Il caffè sospeso, il tempo sospeso, il vaccino sospeso: Sospensioni! Tutto sembra poter essere sospeso, contrariamente all’orologio da polso: quello può solo rompersi, bloccarsi ma non sospendersi. Perché non c’è ancora il tempo sospeso? Avremmo bisogno, tutti, di un po’ di tempo sospeso, che non incida sulle scelte o sulle decisioni, un tempo che ne sia volano. Un tempo per riavvolgere il cordino della trottola, o svolgerlo definitivamente, non è mica detto.

Un tempo sospeso tra la Vita e la Vita, una sospensione vitale in cui correre o atterrirsi, ridere a crepapelle o piangere, una sospensione che eviti gli stati della materia, sospensione della realtà per come dobbiamo definirla quando le sclere accarezzano l’aria.

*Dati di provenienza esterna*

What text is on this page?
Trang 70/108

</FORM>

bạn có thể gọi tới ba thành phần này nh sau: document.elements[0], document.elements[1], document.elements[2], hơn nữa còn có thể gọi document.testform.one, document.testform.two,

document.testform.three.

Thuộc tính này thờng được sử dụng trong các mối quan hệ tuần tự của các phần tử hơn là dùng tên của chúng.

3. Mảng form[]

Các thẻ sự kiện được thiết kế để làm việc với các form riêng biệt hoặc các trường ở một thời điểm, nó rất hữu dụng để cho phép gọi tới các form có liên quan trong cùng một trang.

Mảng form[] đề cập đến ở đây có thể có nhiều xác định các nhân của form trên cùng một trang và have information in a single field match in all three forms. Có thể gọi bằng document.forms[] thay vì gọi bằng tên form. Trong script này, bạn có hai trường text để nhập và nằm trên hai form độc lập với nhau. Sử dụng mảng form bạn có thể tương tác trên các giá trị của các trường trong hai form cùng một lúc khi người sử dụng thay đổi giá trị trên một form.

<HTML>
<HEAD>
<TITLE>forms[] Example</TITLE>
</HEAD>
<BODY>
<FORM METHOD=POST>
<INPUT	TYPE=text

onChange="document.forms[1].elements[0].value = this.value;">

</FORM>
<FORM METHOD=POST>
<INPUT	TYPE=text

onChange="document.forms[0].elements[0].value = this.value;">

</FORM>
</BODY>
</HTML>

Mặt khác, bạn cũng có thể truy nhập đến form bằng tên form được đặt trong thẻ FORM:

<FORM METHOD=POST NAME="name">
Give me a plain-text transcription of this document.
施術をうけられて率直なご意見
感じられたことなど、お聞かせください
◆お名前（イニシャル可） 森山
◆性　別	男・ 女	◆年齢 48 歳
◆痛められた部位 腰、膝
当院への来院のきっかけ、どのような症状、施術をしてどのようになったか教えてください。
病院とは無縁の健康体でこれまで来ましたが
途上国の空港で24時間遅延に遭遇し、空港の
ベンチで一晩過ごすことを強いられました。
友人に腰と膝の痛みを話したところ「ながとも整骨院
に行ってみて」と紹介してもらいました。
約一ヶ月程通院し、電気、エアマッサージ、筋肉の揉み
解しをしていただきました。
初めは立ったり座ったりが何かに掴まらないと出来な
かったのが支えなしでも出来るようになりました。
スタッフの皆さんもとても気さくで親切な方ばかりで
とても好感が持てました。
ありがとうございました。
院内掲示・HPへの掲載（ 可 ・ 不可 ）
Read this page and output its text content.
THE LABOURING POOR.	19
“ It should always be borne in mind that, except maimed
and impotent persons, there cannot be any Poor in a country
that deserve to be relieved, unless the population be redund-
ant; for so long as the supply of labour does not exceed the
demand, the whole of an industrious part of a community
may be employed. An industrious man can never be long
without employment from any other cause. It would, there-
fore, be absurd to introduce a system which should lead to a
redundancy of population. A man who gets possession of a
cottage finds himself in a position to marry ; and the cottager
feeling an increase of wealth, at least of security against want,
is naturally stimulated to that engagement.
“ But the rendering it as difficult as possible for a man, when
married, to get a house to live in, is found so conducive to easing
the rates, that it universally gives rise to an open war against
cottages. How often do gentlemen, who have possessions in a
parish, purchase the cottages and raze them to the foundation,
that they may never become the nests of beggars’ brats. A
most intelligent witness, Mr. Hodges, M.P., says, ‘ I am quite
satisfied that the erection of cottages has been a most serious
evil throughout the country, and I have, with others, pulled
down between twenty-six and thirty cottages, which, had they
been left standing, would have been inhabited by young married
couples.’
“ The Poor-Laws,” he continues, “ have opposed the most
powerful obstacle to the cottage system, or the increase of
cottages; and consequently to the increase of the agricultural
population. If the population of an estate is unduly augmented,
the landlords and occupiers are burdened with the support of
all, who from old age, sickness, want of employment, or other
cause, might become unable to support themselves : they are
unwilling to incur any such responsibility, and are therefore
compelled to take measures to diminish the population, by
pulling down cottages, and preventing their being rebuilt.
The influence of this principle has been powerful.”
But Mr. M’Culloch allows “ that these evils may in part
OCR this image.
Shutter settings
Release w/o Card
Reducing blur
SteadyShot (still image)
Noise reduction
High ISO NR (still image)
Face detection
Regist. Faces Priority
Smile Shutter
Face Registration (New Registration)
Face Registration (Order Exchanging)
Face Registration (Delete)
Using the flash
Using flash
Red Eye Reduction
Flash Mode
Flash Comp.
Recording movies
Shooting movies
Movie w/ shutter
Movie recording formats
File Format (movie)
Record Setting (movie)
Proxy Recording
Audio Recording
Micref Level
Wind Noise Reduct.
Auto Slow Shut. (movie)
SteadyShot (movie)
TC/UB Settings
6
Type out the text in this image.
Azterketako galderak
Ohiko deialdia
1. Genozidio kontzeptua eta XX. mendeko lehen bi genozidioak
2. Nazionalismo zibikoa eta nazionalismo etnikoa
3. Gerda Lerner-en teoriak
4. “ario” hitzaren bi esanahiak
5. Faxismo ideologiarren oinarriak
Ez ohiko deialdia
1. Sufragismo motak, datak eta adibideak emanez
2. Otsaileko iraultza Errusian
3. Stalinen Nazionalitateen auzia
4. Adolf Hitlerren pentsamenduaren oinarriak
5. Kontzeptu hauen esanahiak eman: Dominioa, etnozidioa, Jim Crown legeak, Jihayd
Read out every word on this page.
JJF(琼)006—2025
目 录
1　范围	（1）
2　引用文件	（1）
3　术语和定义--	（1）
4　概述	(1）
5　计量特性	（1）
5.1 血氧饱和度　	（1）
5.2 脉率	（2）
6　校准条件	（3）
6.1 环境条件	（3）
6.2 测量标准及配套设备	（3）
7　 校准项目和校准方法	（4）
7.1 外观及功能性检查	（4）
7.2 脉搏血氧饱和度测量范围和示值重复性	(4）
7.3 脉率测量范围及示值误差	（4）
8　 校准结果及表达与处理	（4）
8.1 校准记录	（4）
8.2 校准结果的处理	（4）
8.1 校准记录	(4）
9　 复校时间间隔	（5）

Un sogno, un sogno sospeso, che possa essere ripreso a piacimento, quando se ne sente il bisogno, come quando si riapre il libro sul comodino e si rimette a posto la piega nell’angolo alto del foglio.

Una sconfitta sospesa, acquisita e custodita, pronta per essere indossata come l’abito migliore che si possiede. Un’alta uniforme da sfoggiare a tempo debito, anch’esso sospeso, il debito intendo.

Un debito sospeso, perché sappiamo bene di essere comunque in debito.

Sospensioni! Ci sarebbe bisogno di più sospensioni, soprattutto adesso che tutto sembra essere sospeso ma non lo è affatto: è solo peso! SOS!